论文标题
用于构建大型隧道式旋转器图的无前缀解析
Prefix-free parsing for building large tunnelled Wheeler graphs
论文作者
论文摘要
我们提出了一种新技术,用于为大型重复的文本收集创建一个空间效率指数,例如包含来自同一物种许多个体的序列的Pangenomic数据库。我们结合了来自该领域的两种最新技术:Wheeler图(Gagie等,2017)和无前解析(PFP,Boucher等,2019)。 Wheeler图(WGS)是一个一般框架,其中包括基于Burrows-Wheeler Transform(BWT)的几个索引,例如FM索引。惠勒图承认了一种简洁的表示,可以通过采用隧道的概念进一步压实,该想法以平行的,同样标记的路径的形式利用冗余,称为块,可以将其合并为单个路径。找到用于隧道的最佳块集的问题,即最小化所得WG大小的隧道块,已知是NP完整的,并且仍然是隧道过程中最具挑战性的部分。 为了在更少的时间内找到一组足够的块,我们提出了一种基于无前缀解析(PFP)的新方法。 PFP的想法是将输入文本分为大小相等大小的短语,这些短语与固定数量的字符重叠。原始文本由一系列短语等级表示(解析)和所有使用的短语(字典)的列表。在重复的文本中,文本的PFP通常比原始文本短得多。为了加快用于隧道的块选择,我们使用PFP来获取文本的解析和词典,使用现有的启发式学隧道隧道隧道的tunnel tunnel tunnel tunnel tunnel tunnel tunnel the tunnel parse,然后使用此隧道解析来构造原始文本的紧凑型wg。与没有PFP的原始文本构造WG相比,我们的方法更快,并且在pangenomic序列的集合中使用的记忆更少。因此,我们的方法可以将WGS用作现实世界数据集的Pangenomic参考。
We propose a new technique for creating a space-efficient index for large repetitive text collections, such as pangenomic databases containing sequences of many individuals from the same species.
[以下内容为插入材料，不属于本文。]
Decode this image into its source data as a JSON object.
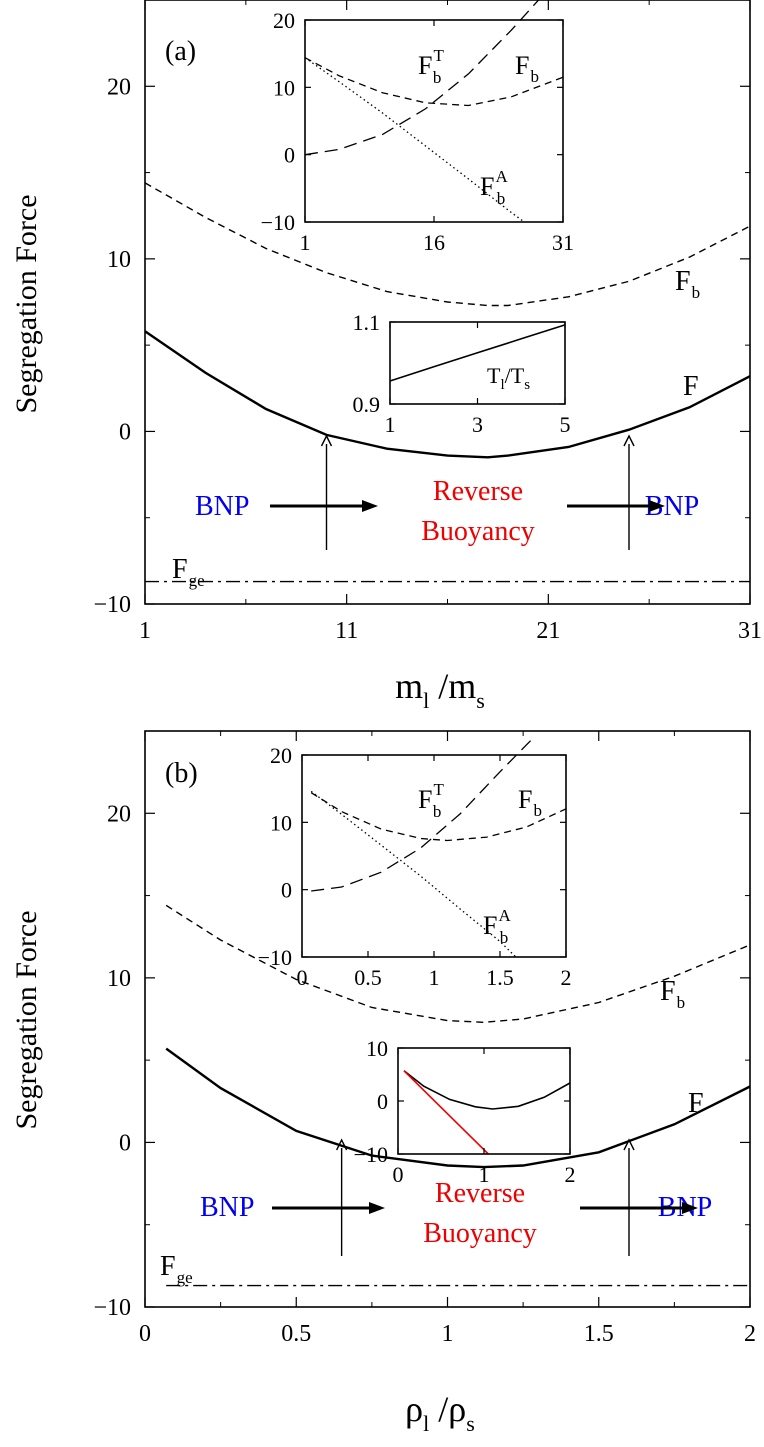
{
  "chart_data": [
    {
      "type": "line",
      "panel_label": "(a)",
      "xlabel": "m_l / m_s",
      "xlabel_parts": {
        "main1": "m",
        "sub1": "l",
        "slash": " /",
        "main2": "m",
        "sub2": "s"
      },
      "ylabel": "Segregation Force",
      "xlim": [
        1,
        31
      ],
      "ylim": [
        -10,
        25
      ],
      "xticks": [
        1,
        11,
        21,
        31
      ],
      "yticks": [
        -10,
        0,
        10,
        20
      ],
      "xtick_labels": [
        "1",
        "11",
        "21",
        "31"
      ],
      "ytick_labels": [
        "−10",
        "0",
        "10",
        "20"
      ],
      "series": [
        {
          "name": "F_b",
          "style": "dashed",
          "label": {
            "main": "F",
            "sub": "b"
          },
          "x": [
            1,
            4,
            7,
            10,
            13,
            16,
            18,
            19,
            22,
            25,
            28,
            31
          ],
          "y": [
            14.4,
            12.4,
            10.6,
            9.2,
            8.1,
            7.5,
            7.3,
            7.3,
            7.8,
            8.7,
            10.1,
            11.9
          ]
        },
        {
          "name": "F",
          "style": "solid",
          "label": {
            "main": "F",
            "sub": ""
          },
          "x": [
            1,
            4,
            7,
            10,
            13,
            16,
            18,
            19,
            22,
            25,
            28,
            31
          ],
          "y": [
            5.8,
            3.4,
            1.3,
            -0.2,
            -1.0,
            -1.4,
            -1.5,
            -1.4,
            -0.9,
            0.1,
            1.4,
            3.2
          ]
        },
        {
          "name": "F_ge",
          "style": "dashdot",
          "label": {
            "main": "F",
            "sub": "ge"
          },
          "x": [
            1,
            31
          ],
          "y": [
            -8.7,
            -8.7
          ]
        }
      ],
      "annotations": {
        "left": "BNP",
        "middle_line1": "Reverse",
        "middle_line2": "Buoyancy",
        "right": "BNP",
        "arrow_x": [
          10,
          25
        ],
        "colors": {
          "bnp": "#0000ee",
          "reverse": "#ee0000"
        }
      },
      "insets": [
        {
          "position": "top",
          "xlim": [
            1,
            31
          ],
          "ylim": [
            -10,
            20
          ],
          "xticks": [
            1,
            16,
            31
          ],
          "yticks": [
            -10,
            0,
            10,
            20
          ],
          "xtick_labels": [
            "1",
            "16",
            "31"
          ],
          "ytick_labels": [
            "−10",
            "0",
            "10",
            "20"
          ],
          "series": [
            {
              "name": "F_b^T",
              "style": "dashed-long",
              "label": {
                "main": "F",
                "sub": "b",
                "sup": "T"
              },
              "x": [
                1,
                5,
                10,
                15,
                20,
                25,
                31
              ],
              "y": [
                0,
                0.8,
                3,
                6.8,
                12,
                18.5,
                27
              ]
            },
            {
              "name": "F_b",
              "style": "dashed",
              "label": {
                "main": "F",
                "sub": "b"
              },
              "x": [
                1,
                5,
                10,
                15,
                20,
                25,
                31
              ],
              "y": [
                14.4,
                11.7,
                9.2,
                7.7,
                7.3,
                8.6,
                11.5
              ]
            },
            {
              "name": "F_b^A",
              "style": "dotted",
              "label": {
                "main": "F",
                "sub": "b",
                "sup": "A"
              },
              "x": [
                1,
                5,
                10,
                15,
                20,
                25,
                26.5
              ],
              "y": [
                14.4,
                10.8,
                6.2,
                1.3,
                -3.6,
                -8.6,
                -10
              ]
            }
          ]
        },
        {
          "position": "middle",
          "xlim": [
            1,
            5
          ],
          "ylim": [
            0.9,
            1.1
          ],
          "xticks": [
            1,
            3,
            5
          ],
          "yticks": [
            0.9,
            1.1
          ],
          "xtick_labels": [
            "1",
            "3",
            "5"
          ],
          "ytick_labels": [
            "0.9",
            "1.1"
          ],
          "series_label": {
            "main1": "T",
            "sub1": "l",
            "slash": "/",
            "main2": "T",
            "sub2": "s"
          },
          "series": [
            {
              "name": "T_l/T_s",
              "style": "solid",
              "x": [
                1,
                2,
                3,
                4,
                5
              ],
              "y": [
                0.956,
                0.991,
                1.025,
                1.059,
                1.093
              ]
            }
          ]
        }
      ]
    },
    {
      "type": "line",
      "panel_label": "(b)",
      "xlabel": "ρ_l / ρ_s",
      "xlabel_parts": {
        "main1": "ρ",
        "sub1": "l",
        "slash": " /",
        "main2": "ρ",
        "sub2": "s"
      },
      "ylabel": "Segregation Force",
      "xlim": [
        0,
        2
      ],
      "ylim": [
        -10,
        25
      ],
      "xticks": [
        0,
        0.5,
        1,
        1.5,
        2
      ],
      "yticks": [
        -10,
        0,
        10,
        20
      ],
      "xtick_labels": [
        "0",
        "0.5",
        "1",
        "1.5",
        "2"
      ],
      "ytick_labels": [
        "−10",
        "0",
        "10",
        "20"
      ],
      "series": [
        {
          "name": "F_b",
          "style": "dashed",
          "label": {
            "main": "F",
            "sub": "b"
          },
          "x": [
            0.07,
            0.25,
            0.5,
            0.75,
            1.0,
            1.12,
            1.25,
            1.5,
            1.75,
            2.0
          ],
          "y": [
            14.4,
            12.3,
            9.9,
            8.2,
            7.4,
            7.3,
            7.5,
            8.5,
            10.1,
            12.0
          ]
        },
        {
          "name": "F",
          "style": "solid",
          "label": {
            "main": "F",
            "sub": ""
          },
          "x": [
            0.07,
            0.25,
            0.5,
            0.75,
            1.0,
            1.12,
            1.25,
            1.5,
            1.75,
            2.0
          ],
          "y": [
            5.7,
            3.3,
            0.7,
            -0.8,
            -1.4,
            -1.5,
            -1.4,
            -0.6,
            1.1,
            3.4
          ]
        },
        {
          "name": "F_ge",
          "style": "dashdot",
          "label": {
            "main": "F",
            "sub": "ge"
          },
          "x": [
            0.07,
            2.0
          ],
          "y": [
            -8.7,
            -8.7
          ]
        }
      ],
      "annotations": {
        "left": "BNP",
        "middle_line1": "Reverse",
        "middle_line2": "Buoyancy",
        "right": "BNP",
        "arrow_x": [
          0.65,
          1.6
        ],
        "colors": {
          "bnp": "#0000ee",
          "reverse": "#ee0000"
        }
      },
      "insets": [
        {
          "position": "top",
          "xlim": [
            0,
            2
          ],
          "ylim": [
            -10,
            20
          ],
          "xticks": [
            0,
            0.5,
            1,
            1.5,
            2
          ],
          "yticks": [
            -10,
            0,
            10,
            20
          ],
          "xtick_labels": [
            "0",
            "0.5",
            "1",
            "1.5",
            "2"
          ],
          "ytick_labels": [
            "−10",
            "0",
            "10",
            "20"
          ],
          "series": [
            {
              "name": "F_b^T",
              "style": "dashed-long",
              "label": {
                "main": "F",
                "sub": "b",
                "sup": "T"
              },
              "x": [
                0.07,
                0.3,
                0.6,
                0.9,
                1.2,
                1.5,
                1.75
              ],
              "y": [
                -0.2,
                0.4,
                2.6,
                6.2,
                11.3,
                17.5,
                22.5
              ]
            },
            {
              "name": "F_b",
              "style": "dashed",
              "label": {
                "main": "F",
                "sub": "b"
              },
              "x": [
                0.07,
                0.3,
                0.6,
                0.9,
                1.1,
                1.4,
                1.7,
                2.0
              ],
              "y": [
                14.4,
                11.6,
                9.0,
                7.6,
                7.3,
                7.8,
                9.3,
                12.0
              ]
            },
            {
              "name": "F_b^A",
              "style": "dotted",
              "label": {
                "main": "F",
                "sub": "b",
                "sup": "A"
              },
              "x": [
                0.07,
                0.3,
                0.6,
                0.9,
                1.2,
                1.5,
                1.62
              ],
              "y": [
                14.6,
                11.2,
                6.6,
                2.0,
                -2.9,
                -7.7,
                -10
              ]
            }
          ]
        },
        {
          "position": "middle",
          "xlim": [
            0,
            2
          ],
          "ylim": [
            -10,
            10
          ],
          "xticks": [
            0,
            1,
            2
          ],
          "yticks": [
            -10,
            0,
            10
          ],
          "xtick_labels": [
            "0",
            "1",
            "2"
          ],
          "ytick_labels": [
            "−10",
            "0",
            "10"
          ],
          "series": [
            {
              "name": "F",
              "style": "solid",
              "color": "#000000",
              "x": [
                0.07,
                0.3,
                0.6,
                0.9,
                1.1,
                1.4,
                1.7,
                2.0
              ],
              "y": [
                5.7,
                2.8,
                0.3,
                -1.1,
                -1.5,
                -1.0,
                0.7,
                3.4
              ]
            },
            {
              "name": "linear",
              "style": "solid",
              "color": "#ee0000",
              "x": [
                0.07,
                1.05
              ],
              "y": [
                5.7,
                -10
              ]
            }
          ]
        }
      ]
    }
  ]
}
We combine two recent techniques from this area: Wheeler graphs (Gagie et al., 2017) and prefix-free parsing (PFP, Boucher et al., 2019). Wheeler graphs (WGs) are a general framework encompassing several indexes based on the Burrows-Wheeler transform (BWT), such as the FM-index. Wheeler graphs admit a succinct representation which can be further compacted by employing the idea of tunnelling, which exploits redundancies in the form of parallel, equally-labelled paths called blocks that can be merged into a single path. The problem of finding the optimal set of blocks for tunnelling, i.e. the one that minimizes the size of the resulting WG, is known to be NP-complete and remains the most computationally challenging part of the tunnelling process. To find an adequate set of blocks in less time, we propose a new method based on the prefix-free parsing (PFP). The idea of PFP is to divide the input text into phrases of roughly equal sizes that overlap by a fixed number of characters. The original text is represented by a sequence of phrase ranks (the parse) and a list of all used phrases (the dictionary). In repetitive texts, the PFP of the text is generally much shorter than the original. To speed up the block selection for tunnelling, we apply the PFP to obtain the parse and the dictionary of the text, tunnel the WG of the parse using existing heuristics and subsequently use this tunnelled parse to construct a compact WG of the original text. Compared with constructing a WG from the original text without PFP, our method is much faster and uses less memory on collections of pangenomic sequences. Therefore, our method enables the use of WGs as a pangenomic reference for real-world datasets.